Le 9 avril dernier, la mairie de Toulouse a accordé ce permis de construire, permettant à l’industriel de débuter les travaux. C’est grâce à ce document d’urbanisme, trouvé par hasard sur le site de la mairie, que certaines associations et certains riverains des alentours ont découvert le projet.

« Nous avons l’impression d’être mis devant le fait accompli, ce qui ne peut susciter que de la défiance », écrivent les membres du collectif dans une lettre adressée à la mairie et à la préfecture de Haute‐Garonne le 29 mai 2026. « Nous aurions apprécié qu’il y ait des discussions préalables avec nos associations et collectifs, au moins à travers une présentation par ArianeGroup de son projet avant le dépôt de la demande de permis de construire. »

Les pouvoirs publics et ArianeGroup semblent en effet avoir volontairement choisi de dissimuler cette information aux riverains et aux associations. Le 26 septembre 2025, comme chaque année, la Commission de suivi de site Seveso (CSS) d’ArianeGroup se réunissait pour faire le point sur l’usine, les différents projets et répondre aux interrogations.

« Ils ont volontairement choisi de nous cacher cette information, probablement par peur que l’on pose trop de questions ou que l’on fouille le dossier. »

Annie Mercier, les Amis de la Terre Midi‐Pyrénées

Parmi les participants, le secrétaire général de la préfecture, la directrice d’ArianeGroup, des élus municipaux ainsi que des représentants d’associations et de comités de quartier. Mais le sujet du doublement de la ligne de perchlorate d’ammonium n’ a pas été évoqué durant la réunion.
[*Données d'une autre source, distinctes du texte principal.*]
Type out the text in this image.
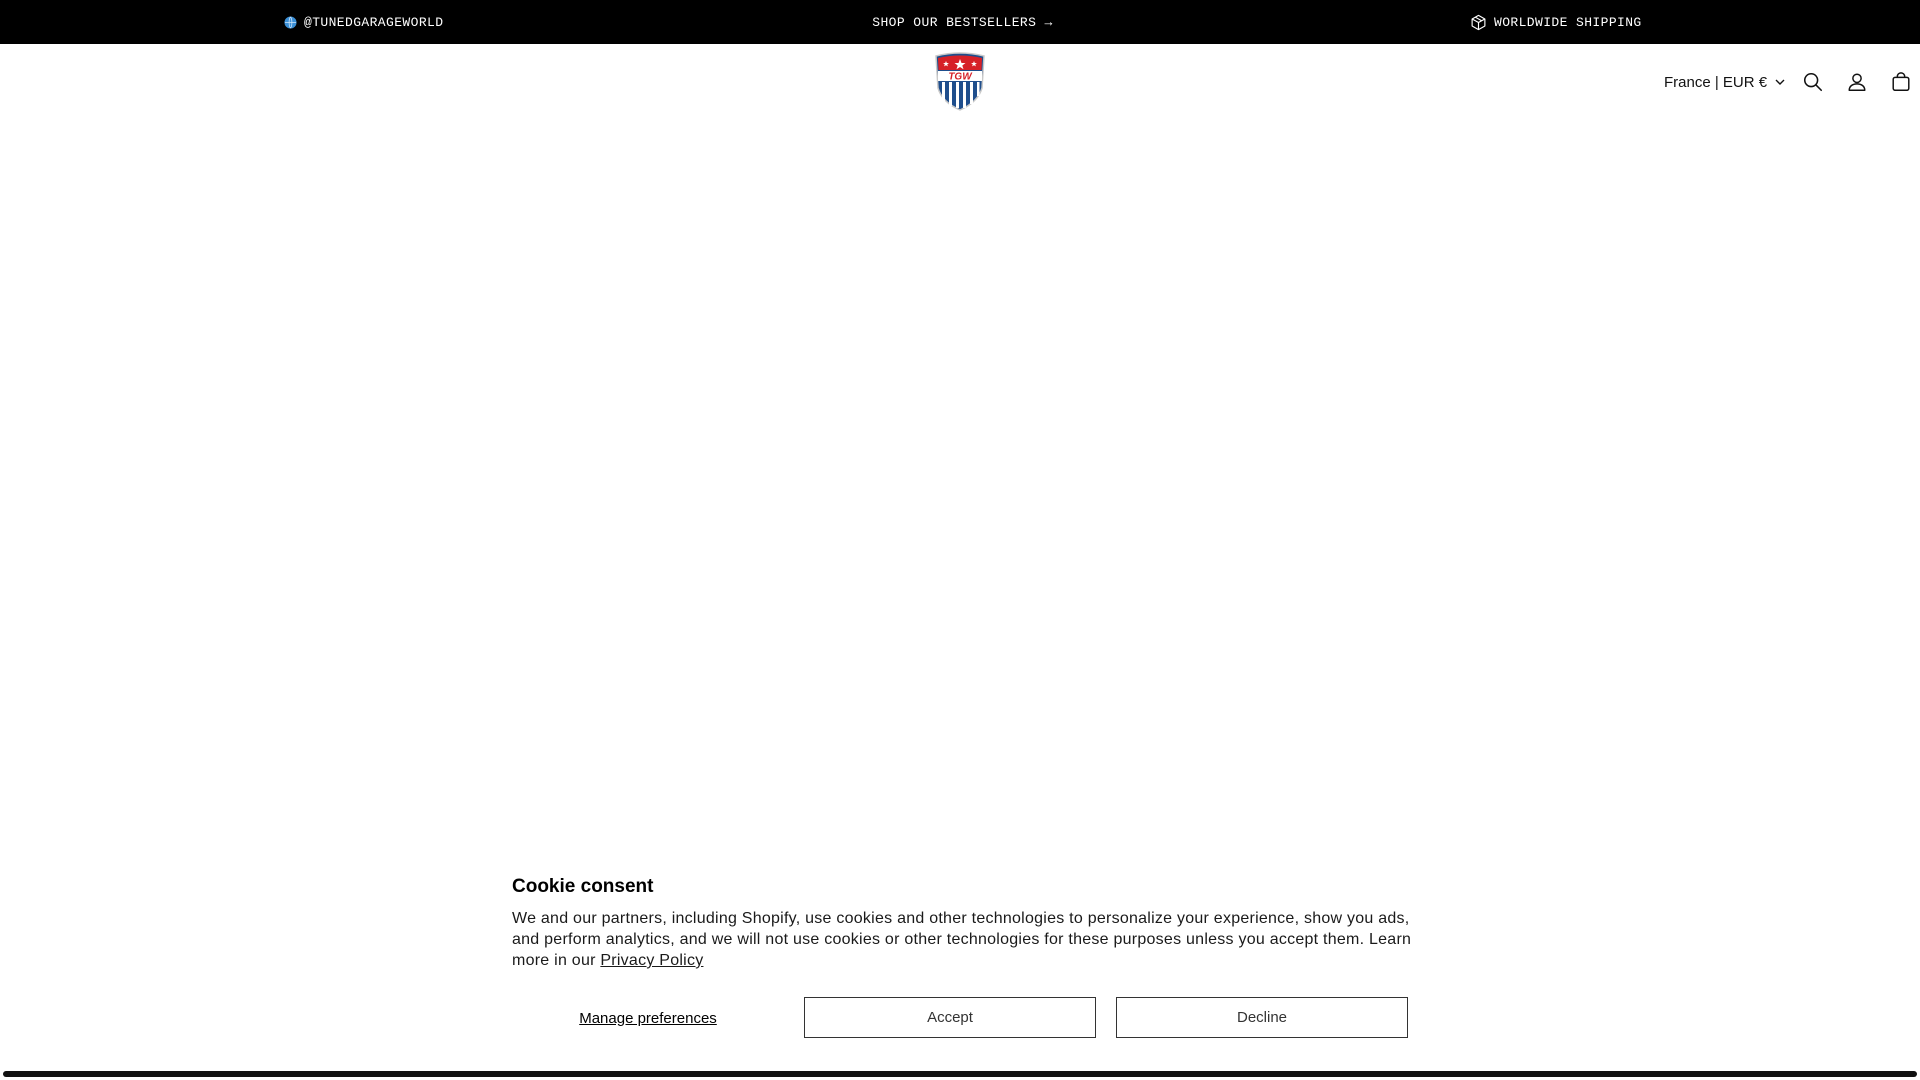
@TUNEDGARAGEWORLD	SHOP OUR BESTSELLERS →	WORLDWIDE SHIPPING
TGW	France | EUR €
Cookie consent

We and our partners, including Shopify, use cookies and other technologies to personalize your experience, show you ads, and perform analytics, and we will not use cookies or other technologies for these purposes unless you accept them. Learn more in our Privacy Policy

Manage preferences	Accept	Decline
Une première rencontre entre la mairie et l’industriel avait pourtant eu lieu en septembre, avant la Commission de suivi de site. Cette dernière a été suivie d’une nouvelle réunion entre les services d’urbanisme de la métropole toulousaine et ArianeGroup, début octobre.

« Ariane et les pouvoirs publics avaient connaissance de ce projet au moment de la réunion du CSS, déclare Annie Mercier, membre des Amis de la Terre Midi‐Pyrénées, qui était présente. La commission sert normalement à faire preuve de transparence et à associer la population aux décisions qui entourent ce site. Ils ont volontairement choisi de nous cacher cette information, probablement par peur que l’on pose trop de questions ou que l’on fouille le dossier. »

Contacté, ArianeGroup n’a pas souhaité répondre à nos questions

Pas d’aggravation des risques selon la préfecture

Si la construction de ce nouvel atelier fait autant réagir, c’est aussi parce qu’il se situe dans la « zone grise » du Plan de prévention des risques technologiques (PPRT), celle de l’usine elle‐même, où toute nouvelle activité pouvant aggraver les risques est interdite.

Malgré cela, ArianeGroup n’a pas eu à réaliser d’étude d’impact ni à déposer de nouvelle demande d’autorisation environnementale pour sa demande de permis de construire. Le 26 mars 2026, la préfecture de Haute‐Garonne a signé une décision de « non‐soumission à évaluation environnementale » pour ce projet, qu’elle justifie en affirmant que « l’extension de la production de perchlorate d’ammonium n’aggrave pas le niveau de risque et ne génère aucun scénario susceptible de mener à un accident majeur ». « L’extension présentera un niveau de risque similaire à l’atelier de production actuel et des impacts environnementaux réduits », indique‐t‐elle.

De son côté, la mairie de Toulouse assure que cette autorisation « a fait l’objet d’une attention très rigoureuse de la Collectivité et de l’État ». 

Le retour de l’industrie lourde

L’argument peine à convaincre le collectif Stop Nouveau Seveso Toulouse. « Comment peut‐on croire qu’augmenter la production d’une matière aussi explosive que le perchlorate d’ammonium ne va pas engendrer des risques supplémentaires ? », s’interroge Annie Mercier.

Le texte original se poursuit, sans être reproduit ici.